The flowers that end up in each arrangement, Judy says, are grown in South America. They are kept in a large, humid cooler but slowly brought out to make room for the arrangements. By Tuesday, the entire cooler will be full of vases, and most of the roses, carnations and chrysanthemums will have been used.

Judy and her daughter can make dozens of different bouquets of various sizes for Valentine’s Day, weddings and other events. Judy says she most enjoys making large arrangements — the most memorable she’s done included six dozen roses.

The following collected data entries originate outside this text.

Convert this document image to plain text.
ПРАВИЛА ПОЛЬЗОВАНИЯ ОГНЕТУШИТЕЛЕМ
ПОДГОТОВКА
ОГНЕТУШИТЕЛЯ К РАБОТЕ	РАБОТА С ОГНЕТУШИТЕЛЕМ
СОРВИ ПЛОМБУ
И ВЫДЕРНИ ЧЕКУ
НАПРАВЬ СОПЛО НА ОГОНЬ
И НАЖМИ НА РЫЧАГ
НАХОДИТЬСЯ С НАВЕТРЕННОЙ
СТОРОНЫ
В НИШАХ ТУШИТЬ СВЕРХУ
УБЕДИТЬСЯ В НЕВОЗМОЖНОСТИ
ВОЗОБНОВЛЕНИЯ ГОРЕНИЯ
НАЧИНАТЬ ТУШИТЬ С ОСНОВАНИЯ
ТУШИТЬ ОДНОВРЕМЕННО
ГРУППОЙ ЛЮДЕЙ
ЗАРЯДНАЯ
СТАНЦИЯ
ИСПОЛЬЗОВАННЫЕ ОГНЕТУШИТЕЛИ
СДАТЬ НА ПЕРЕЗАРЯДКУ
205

“It was in a great big, huge container,” she says of the bouquet. “My husband delivered it, and the lady says ‘I have no place to put this container,’ so she said she’d give away the flowers and have us come pick up the container.”

Judy was a stay-at-home mom looking for work when she was hired by another florist in Bloomington. As it turned out, she was good at it and soon after bought the business for herself, she says.

“She does have a knack for it,” Lisa says of her mother. “She’s very creative.”

It takes skills to put together a bouquet, they both say, that some of their competitors don’t have.

“I think even if you go to school for it, I think you have to have a knack for it,” Judy says. “Cause I’ve hired some people who went to school for designing, and they didn’t know what they were doing.”

Judy, who is not sure how much longer she will be in the business, says she is proud of her family’s work. Her daughter has worked at the shop since it opened, and her husband and son help deliver during the busy holiday season.

Rarely, she says, do her long-standing customers complain about their bouquets, and the store’s attention to detail sets them apart from others.

“I know what my flowers are,” Judy says. “The grocery stores are just a draw. They can afford to sell them so cheap because they order in such volume. They order for all stores. They don’t care if they make any money off it.”